For me, Ghostbusters is in the same boat as Predator, Die Hard and Gremlins: the second is more entertaining than the first.
No longer an accredited Ghostbuster, Dr. Peter Venkman becomes the host of the truly awful "World of the Psychic" program. Thankfully his reality television career ends about as quickly as it began.
World of the Pychic may have sucked, but it was better than what Ray and Winston were doing for money: driving Ecto-1 around town and performing at kids' birthday parties. He may have been a fraud, but at least he he was a proud fraud. And besides, it's not like he's the only one: one of his guests was supposed to be a telekinetic who could bend spoons, and that guy's a bigger charlatan
than the Stupendous Yappi!
Peter is wearing his stylish jacket, though it's just grey, since there's no way to reproduce the film wardrobe's houndstooth pattern. He has a dark shirt and pants, and his brown shoes have red laces. That's an incredibly small detail, but it's accurate to the movie, so huge points to Art Asylum.
We said before that Minimate Venkman has the best face of the bunch, and nothing's changed here: it's still terrific! Other than not having a nose, the likeness is spot-on. The expression is trademark Bill Murray "bored smarm," a sort of nonplussed glance at the camera that he perfected years before Jim showed up on The Office. If only there were a way to make his hair both fluffier and thinner, this would be perfect.
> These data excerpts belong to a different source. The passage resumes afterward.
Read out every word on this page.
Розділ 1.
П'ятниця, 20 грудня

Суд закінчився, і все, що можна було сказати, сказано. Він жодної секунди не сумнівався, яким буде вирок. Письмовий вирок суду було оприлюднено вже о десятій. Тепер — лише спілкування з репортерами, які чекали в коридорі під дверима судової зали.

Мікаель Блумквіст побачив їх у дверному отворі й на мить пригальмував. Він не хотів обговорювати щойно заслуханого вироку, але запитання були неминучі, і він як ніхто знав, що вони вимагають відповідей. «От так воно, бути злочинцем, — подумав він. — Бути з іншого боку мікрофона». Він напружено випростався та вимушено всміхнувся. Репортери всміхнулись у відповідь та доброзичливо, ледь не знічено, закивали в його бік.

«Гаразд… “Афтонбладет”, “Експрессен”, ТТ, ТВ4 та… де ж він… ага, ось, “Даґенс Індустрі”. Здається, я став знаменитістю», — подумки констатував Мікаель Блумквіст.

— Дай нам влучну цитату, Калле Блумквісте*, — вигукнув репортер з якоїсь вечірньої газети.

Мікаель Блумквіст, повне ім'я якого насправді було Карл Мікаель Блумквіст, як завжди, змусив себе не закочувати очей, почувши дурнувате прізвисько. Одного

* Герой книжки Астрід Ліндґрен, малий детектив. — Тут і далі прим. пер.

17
"World of the Psychic" Peter has, in addition to an overly long and complex name, has an accessory: not a proton pack, something new; something that's never been seen with a Minimate before. The next episode of World of the Pychic was going to be about the weirdness of hairless cats, and the figure comes with one. There's never been any kind of Minimate animal before [Gollum's fish doesn't count? --ed.] - we're one step closer to a Minimate Dr. Evil! This hideous little monster is designed to rest on Peter's arm.
The ancient sorcerer known as Vigo the Carpathian
terrorized his people and promised to return one day to finish his tyrannical rule. Powered by psychomagnotheric slime, his powers almost rival those of Gozer.
Yes, "almost." Almost, but not quite. And when he wasn't powered by psychomagnotheric slime, he's much weaker. Think of it like a trampoline: you can use one to jump high, but Michael Jordan can do the same thing without one. In the ghost world, "mood slime" is a performance-enhancing substance. Vigo's full name is Vigo von Homburg Deutschendorf - named after the actor who played him and the twins who played baby Oscar. He was voiced by everyone's favorite sinister Swede, Max von Sydow.
Sadly, Vigo does not come with a mountain of skulls, the castle of pain, or the throne of blood. Rip-off! On the other hand, his 16th century tunic/armor dealie is all new and heavy with details. The body of the suit is all one piece, with the gloves and boot-fronts adding additional brutal fashion. I would have loved loved loved it if we'd gotten a "Minimate-ized" version of his portrait as an accessory, but maybe there were licensing issues preventing that.
The figure has two faces: the comparatively normal head, with its
thick lines and separate blonde hairpiece, and his more demonic head, with its lumpy forehead and small red horns sprouting from the temples. Since the demon head is just a large, ornate cap that fits over a standard Minimate noggin, you can give it to other figures. Say, if you wanted to show Ray possessed.
Vigo is as important to the second film as Mr. Stay Puft was to the first, so it's great that they've given him the Minimate treatment. The newest series of TRU-exclusive GB Minimates isn't quite plentiful yet, but the good news is Peter and Vigo are fairly plentiful in the assortment. Still, given this line's track record, best to get 'em as soon as you see 'em.